Constraining cap regions to make short peptides alpha-helical

By Cameron Cummings

Mentor: Joshua Kritzer, Chemistry; funding source: Provost’s Office

cummingscameronj_26134_2253845_Summer-scholars-2020-poster

Proteins, large molecules made up of amino acids, carry out countless functions in almost all organisms. Interactions between proteins (protein-protein interactions or PPIs) are essential for cellular function and communication, and their dysregulation characterizes several diseases, such as cancer, neurodegeneration, and heart disease. Therefore, PPI-modulating therapeutics are a hot topic in research. Unfortunately, targeting PPIs is difficult, especially when they occur within the cell.

Traditional small-molecule drugs can enter the cell but are ineffective at binding the shallow, wide surfaces over which PPIs often occur and can have high off-target toxicity. Macromolecules like antibodies can tightly and specifically bind cell-surface proteins but cannot enter the cell by themselves and are often attacked by the immune system.

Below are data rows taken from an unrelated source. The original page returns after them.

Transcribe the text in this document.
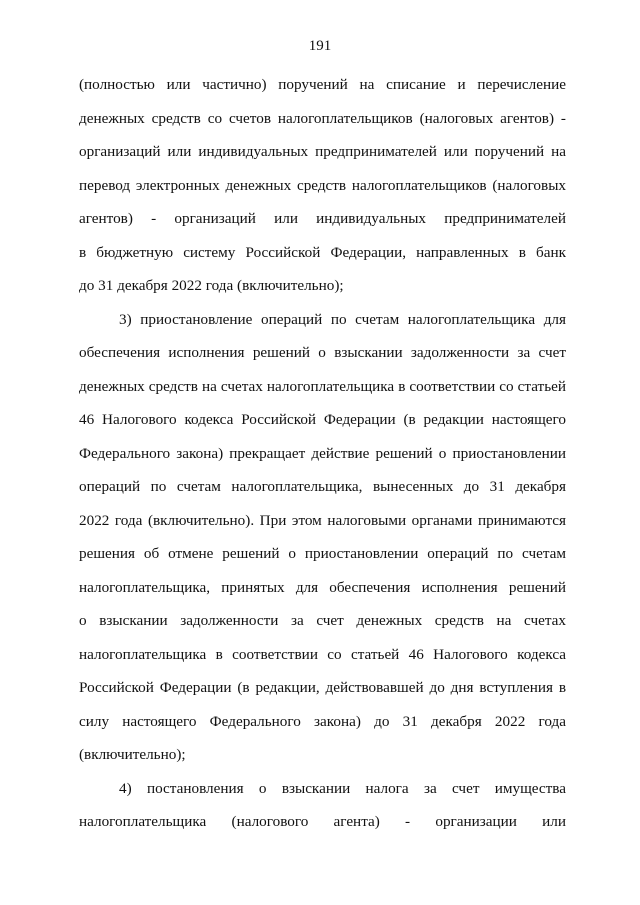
191
(полностью или частично) поручений на списание и перечисление
денежных средств со счетов налогоплательщиков (налоговых агентов) -
организаций или индивидуальных предпринимателей или поручений на
перевод электронных денежных средств налогоплательщиков (налоговых
агентов) - организаций или индивидуальных предпринимателей
в бюджетную систему Российской Федерации, направленных в банк
до 31 декабря 2022 года (включительно);
3) приостановление операций по счетам налогоплательщика для
обеспечения исполнения решений о взыскании задолженности за счет
денежных средств на счетах налогоплательщика в соответствии со статьей
46 Налогового кодекса Российской Федерации (в редакции настоящего
Федерального закона) прекращает действие решений о приостановлении
операций по счетам налогоплательщика, вынесенных до 31 декабря
2022 года (включительно). При этом налоговыми органами принимаются
решения об отмене решений о приостановлении операций по счетам
налогоплательщика, принятых для обеспечения исполнения решений
о взыскании задолженности за счет денежных средств на счетах
налогоплательщика в соответствии со статьей 46 Налогового кодекса
Российской Федерации (в редакции, действовавшей до дня вступления в
силу настоящего Федерального закона) до 31 декабря 2022 года
(включительно);
4) постановления о взыскании налога за счет имущества
налогоплательщика (налогового агента) - организации или
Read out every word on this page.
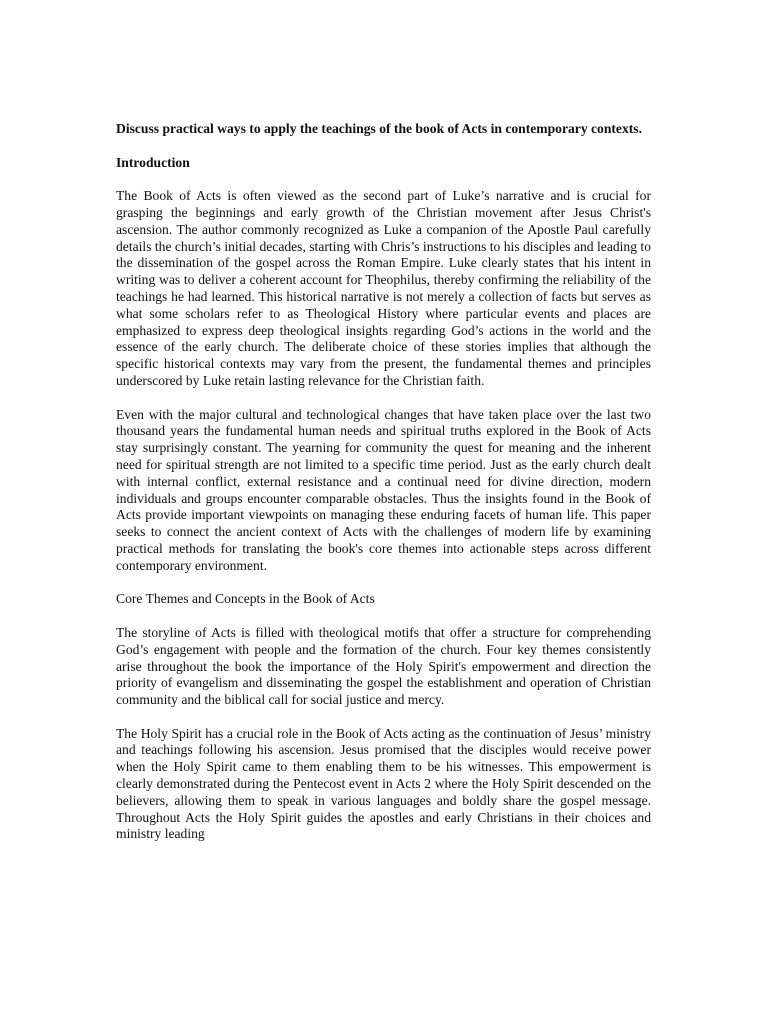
Discuss practical ways to apply the teachings of the book of Acts in contemporary contexts.

Introduction

The Book of Acts is often viewed as the second part of Luke’s narrative and is crucial for grasping the beginnings and early growth of the Christian movement after Jesus Christ's ascension. The author commonly recognized as Luke a companion of the Apostle Paul carefully details the church’s initial decades, starting with Chris’s instructions to his disciples and leading to the dissemination of the gospel across the Roman Empire. Luke clearly states that his intent in writing was to deliver a coherent account for Theophilus, thereby confirming the reliability of the teachings he had learned. This historical narrative is not merely a collection of facts but serves as what some scholars refer to as Theological History where particular events and places are emphasized to express deep theological insights regarding God’s actions in the world and the essence of the early church. The deliberate choice of these stories implies that although the specific historical contexts may vary from the present, the fundamental themes and principles underscored by Luke retain lasting relevance for the Christian faith.

Even with the major cultural and technological changes that have taken place over the last two thousand years the fundamental human needs and spiritual truths explored in the Book of Acts stay surprisingly constant. The yearning for community the quest for meaning and the inherent need for spiritual strength are not limited to a specific time period. Just as the early church dealt with internal conflict, external resistance and a continual need for divine direction, modern individuals and groups encounter comparable obstacles. Thus the insights found in the Book of Acts provide important viewpoints on managing these enduring facets of human life. This paper seeks to connect the ancient context of Acts with the challenges of modern life by examining practical methods for translating the book's core themes into actionable steps across different contemporary environment.

Core Themes and Concepts in the Book of Acts

The storyline of Acts is filled with theological motifs that offer a structure for comprehending God’s engagement with people and the formation of the church. Four key themes consistently arise throughout the book the importance of the Holy Spirit's empowerment and direction the priority of evangelism and disseminating the gospel the establishment and operation of Christian community and the biblical call for social justice and mercy.

The Holy Spirit has a crucial role in the Book of Acts acting as the continuation of Jesus’ ministry and teachings following his ascension. Jesus promised that the disciples would receive power when the Holy Spirit came to them enabling them to be his witnesses. This empowerment is clearly demonstrated during the Pentecost event in Acts 2 where the Holy Spirit descended on the believers, allowing them to speak in various languages and boldly share the gospel message. Throughout Acts the Holy Spirit guides the apostles and early Christians in their choices and ministry leading
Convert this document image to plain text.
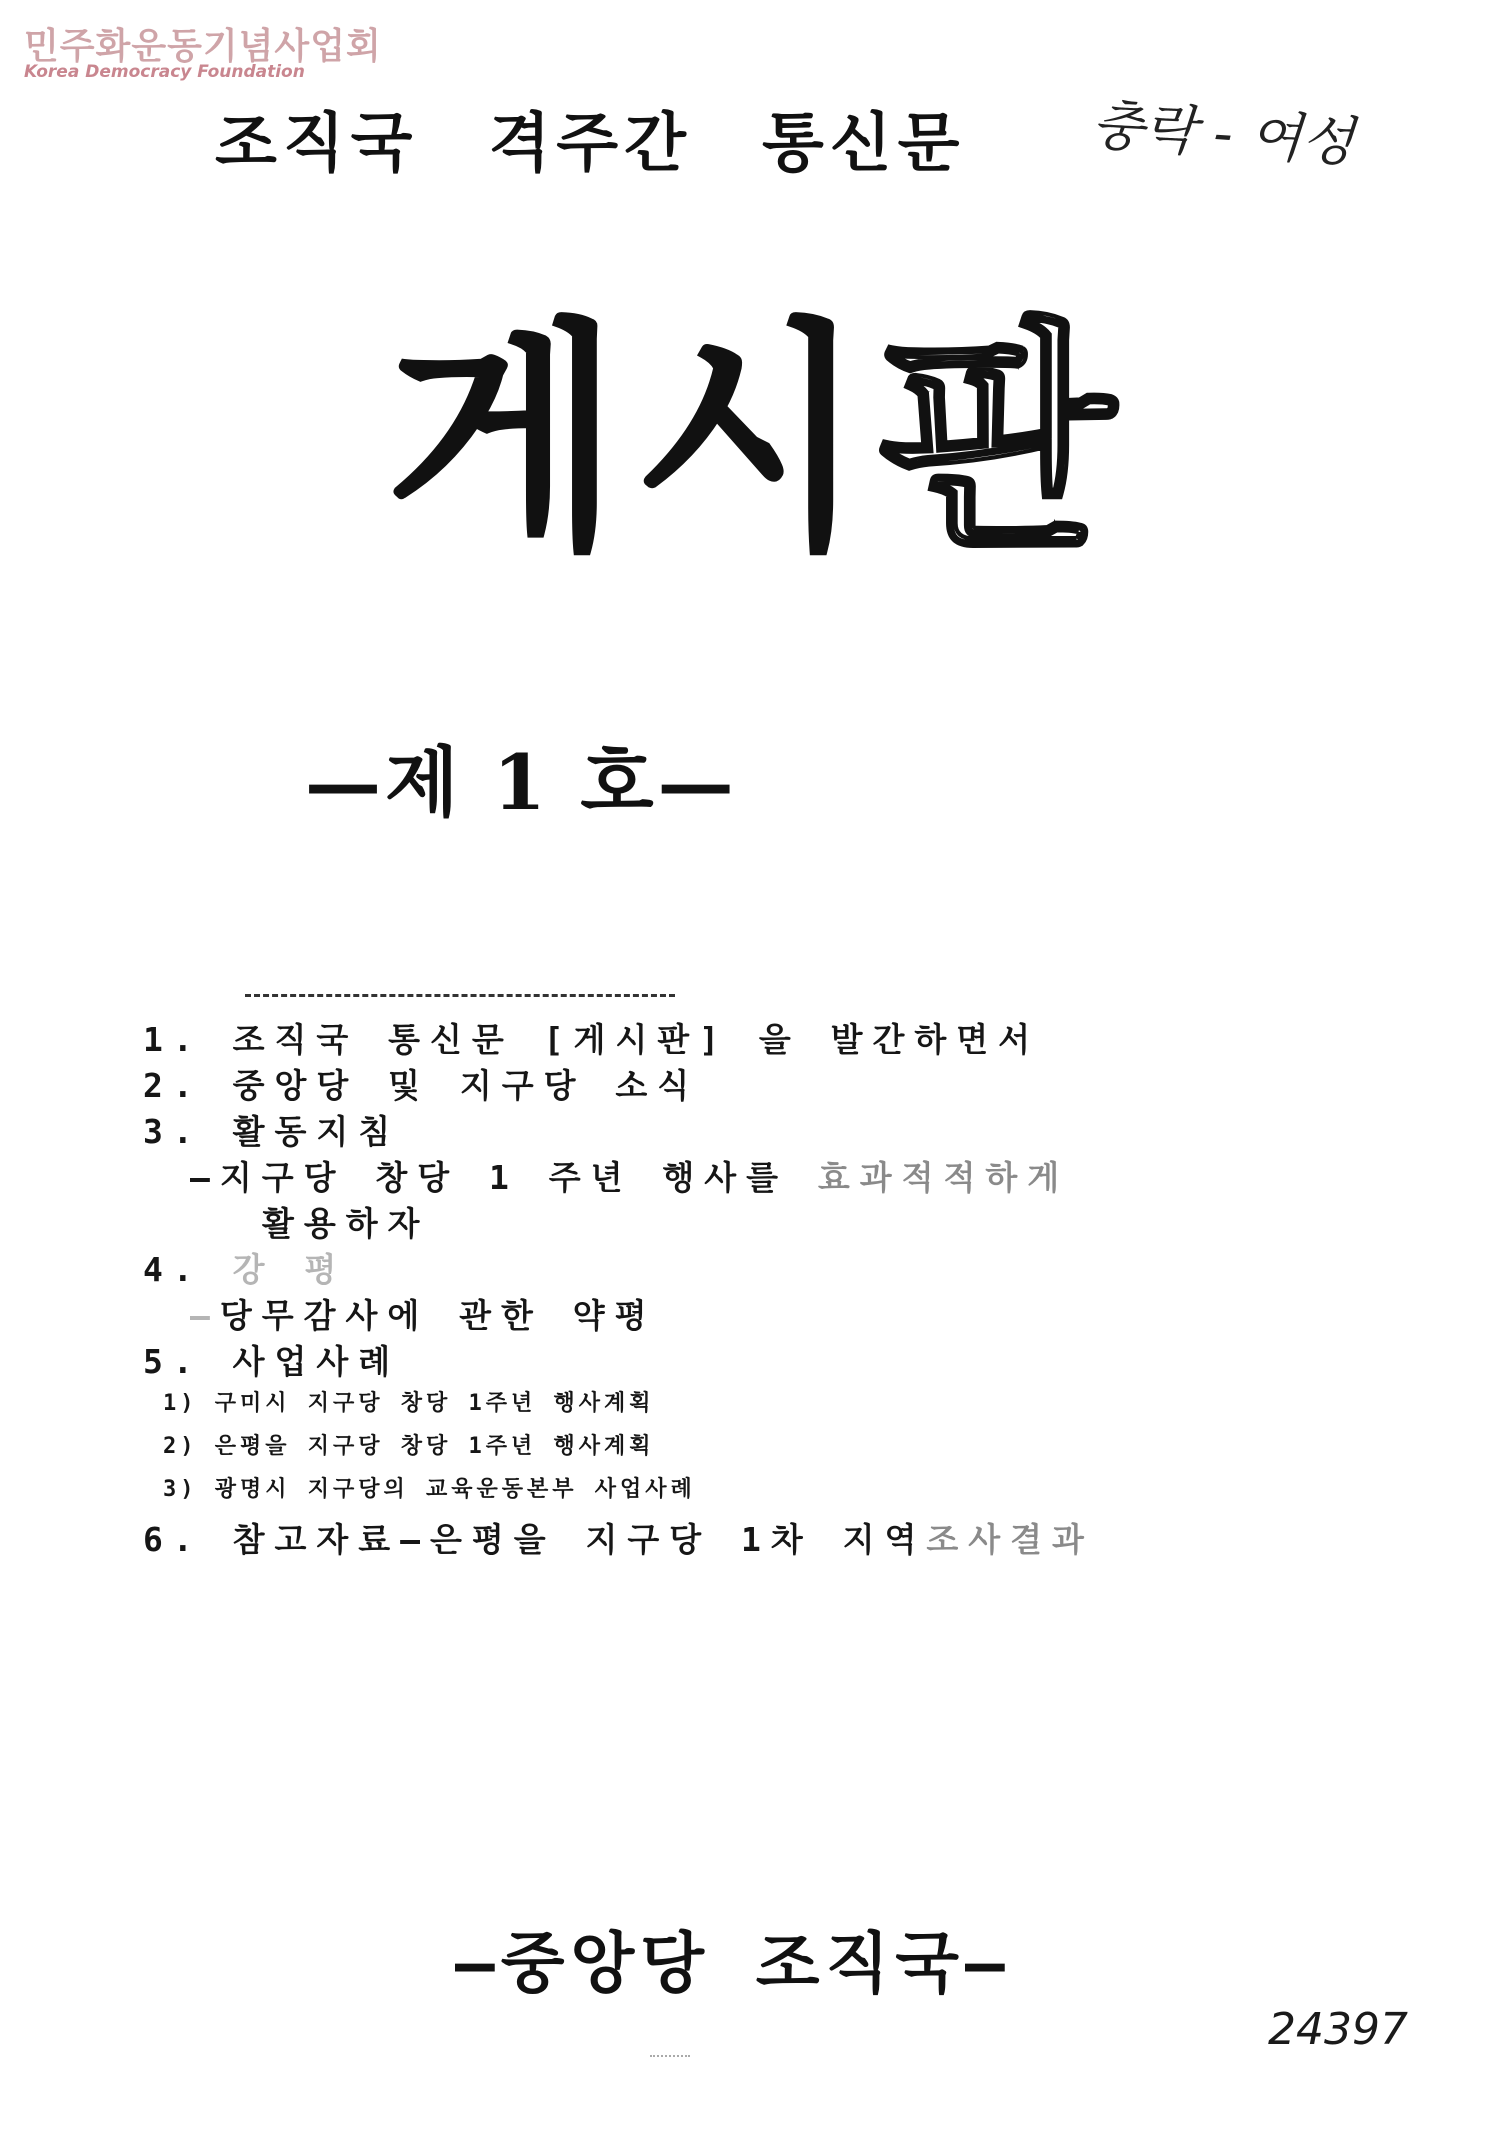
민주화운동기념사업회
Korea Democracy Foundation
조직국 격주간 통신문 충락 - 여성
게시판
—제 1 호—
1. 조직국 통신문 [게시판] 을 발간하면서
2. 중앙당 및 지구당 소식
3. 활동지침
—지구당 창당 1 주년 행사를 효과적적하게
활용하자
4. 강 평
—당무감사에 관한 약평
5. 사업사례
1) 구미시 지구당 창당 1주년 행사계획
2) 은평을 지구당 창당 1주년 행사계획
3) 광명시 지구당의 교육운동본부 사업사례
6. 참고자료—은평을 지구당 1차 지역조사결과
—중앙당 조직국—
24397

Fortunately, there is a way to effectively modulate PPIs: constrained peptides. Peptides, short chains of amino acids, can recognize and bind to wide protein surfaces with high specificity and are convenient starting points for therapeutic development because they can be easily designed, synthesized, modified, and screened. However, they need to adopt a specific structure in order to bind, and they often do not adopt this structure in solution, instead existing in a flexible form. In this unstructured conformation, they are easily degraded by proteins called proteases, have trouble entering the cell, and have do not bind their targets as well. Through a strategy called conformational constraint, however, peptides can be forced into their rigid, bioactive conformation, granting them resistance to proteases, better cell penetration, and improved binding affinity, making them effective PPI modulators. The question that prompted this project is that of how to constrain short peptides into a shape called an alpha-helix. The alpha-helix is the secondary structure most commonly involved in PPIs, but peptides that are short enough to be viable therapeutics rarely adopt it in nature. Stabilizing alpha-helices in short peptides is thus a tantalizing target for peptide therapeutic development.

When a peptide folds into an alpha helix, it begins at the end called the N-terminus. The twisting of this N-terminal end into a helix is the most energetically difficult step of helix formation, so
strategies that constrain the N-terminus can have a disproportionate benefit towards helix formation relative to strategies that constrain other areas of the peptide. My project starts with a parent peptide that inhibits the action of MCL-1, a protein that can promote cancer when overactive. To bind to MCL- 1, the peptide needs to be in the alpha-helical shape, so it serves as good starting point with which to test my N-terminal constraints. Incorporating two unusual kinds of amino acids, D-cysteine and 4-
mercaptoproline, into a type of constraint strategy called stapling, I constrain the N-terminal regions of these MCL-1 inhibitor peptides in hopes of increasing helicity and making them bind MCL-1 more tightly.

This project is not finished, and it has the potential to produce well-structured, potent inhibitors of MCL-1 that could be developed into clinical anticancer agents. No matter how the data looks, however, I foresee the experiments providing valuable contributions to the field of helix stabilization in peptides. D-amino acids like D-cysteine are particularly resistant to proteases, 4-mercaptoproline has a unique structure that gives it inherent helix-initiating propensity, and both can serve as anchors for stapling, so creating staples with these amino acids that effectively induce helicity would have exciting implications for their future incorporation into peptide therapeutics.